30 Sept 2014

Hi Top Tips for Measuring Procurement’s Contribution to the Bottom Line:


Hi Top Tips for Measuring Procurement’s 
Contribution to the Bottom Line:

Numerous procurement professionals in the mining industry in order to understand the challenges faced on a daily basis, but also to get insights into what teams across Australia are doing in order to overcome those challenges. 
2015 is due to be a better year for most resources in terms of prices, but the companies who move ahead in that market will be those who are aggressive with their procurement practices in the back half of 2014.
We’ve researched with and heard from companies such as Vale Australia, Oz Minerals, Thiess, Rio Tinto, Alcoa, Hatch, Fortescue Metals Group, Orica and many, many more over the last 12 months in order to bring you this series of articles providing insights on what your peers are doing right now across 3 business and department-critical areas:

  1. Cost Optimization.
  2. Staff management and up-skilling.
  3. Measuring (and delivering) procurement’s contribution to the company bottom line.

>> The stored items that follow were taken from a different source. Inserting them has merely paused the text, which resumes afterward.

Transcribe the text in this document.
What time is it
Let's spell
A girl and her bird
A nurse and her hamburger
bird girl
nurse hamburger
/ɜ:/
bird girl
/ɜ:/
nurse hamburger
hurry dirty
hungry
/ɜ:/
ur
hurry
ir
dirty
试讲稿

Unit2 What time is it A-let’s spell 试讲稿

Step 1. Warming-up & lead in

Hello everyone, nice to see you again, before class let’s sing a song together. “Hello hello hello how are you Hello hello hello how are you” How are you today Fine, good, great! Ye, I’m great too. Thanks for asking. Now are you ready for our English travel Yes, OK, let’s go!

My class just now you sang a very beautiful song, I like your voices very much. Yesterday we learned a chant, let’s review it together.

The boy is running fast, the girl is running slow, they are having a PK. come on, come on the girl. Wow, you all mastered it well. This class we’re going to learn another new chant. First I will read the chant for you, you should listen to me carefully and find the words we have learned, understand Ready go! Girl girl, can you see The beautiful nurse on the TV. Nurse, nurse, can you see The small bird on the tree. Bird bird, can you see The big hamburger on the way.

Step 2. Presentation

Part Two: Measuring Procurement’s Contribution to the 
Bottom Line


With procurement scrutinising spend by other departments it’s only natural that there is an increased focus on demonstrating the value the function delivers to the wider business and the bottom line. However, departmental savings are often credited to those functions rather than procurement, so how else can you ensure your procurement team are not under-valued and under-appreciated in the wider organisation?
Luiz Sapucaia, Procurement Manager, Vale Australia:
We have implemented KPIs to measure efficiency and improvements in the procurement area. In my opinion, the KPIs have to be aligned with operations requirements and client satisfaction is key for the success of procurement functions.
Jeff Bowman, Manager, Category Management Group,Thiess
Very simply: undiscounted spend on contract X savings factor = savings benefit. We report this monthly. We also measure sourcing share across all categories under management as well as have goals on % of addressable spend under management, however, these only indirectly impact the bottom line whereas the savings benefit is direct.

Richard Morgan, Principal, Aspec Engineering:
Reduction in cost due to intelligent use of competition between suppliers.
Andrew Edgecomb, Contracts Officer, OZ Minerals
Recording all cost savings achieved with each contractor/supplier and reporting this as part of my department’s KPIs to operational and senior management.

Lauro Azambuja, Principal Advisor, Procurement, CQUniversity Australia:
By defining the right modus operandi and the ideal point of cost (of the procurement team) versus benefit (cost/savings of the deliverables). This is a tuning process and each organization has its own point. It includes:

  1. Transition the buying process from an isolated and transitory transaction to a sustainable and participative planned process, which includes procurement team , buyers (or budget stakeholders) and finance sharing equivalent responsibilities. In particular, by moving the buyers (or budget stakeholders) from the “audience” to the “stage”.
  2. Operational excellence by all involved.
  3. Mitigate legal and financial risk (contracts and strategies).
  4. Identify opportunities to reduce costs and expedite the process.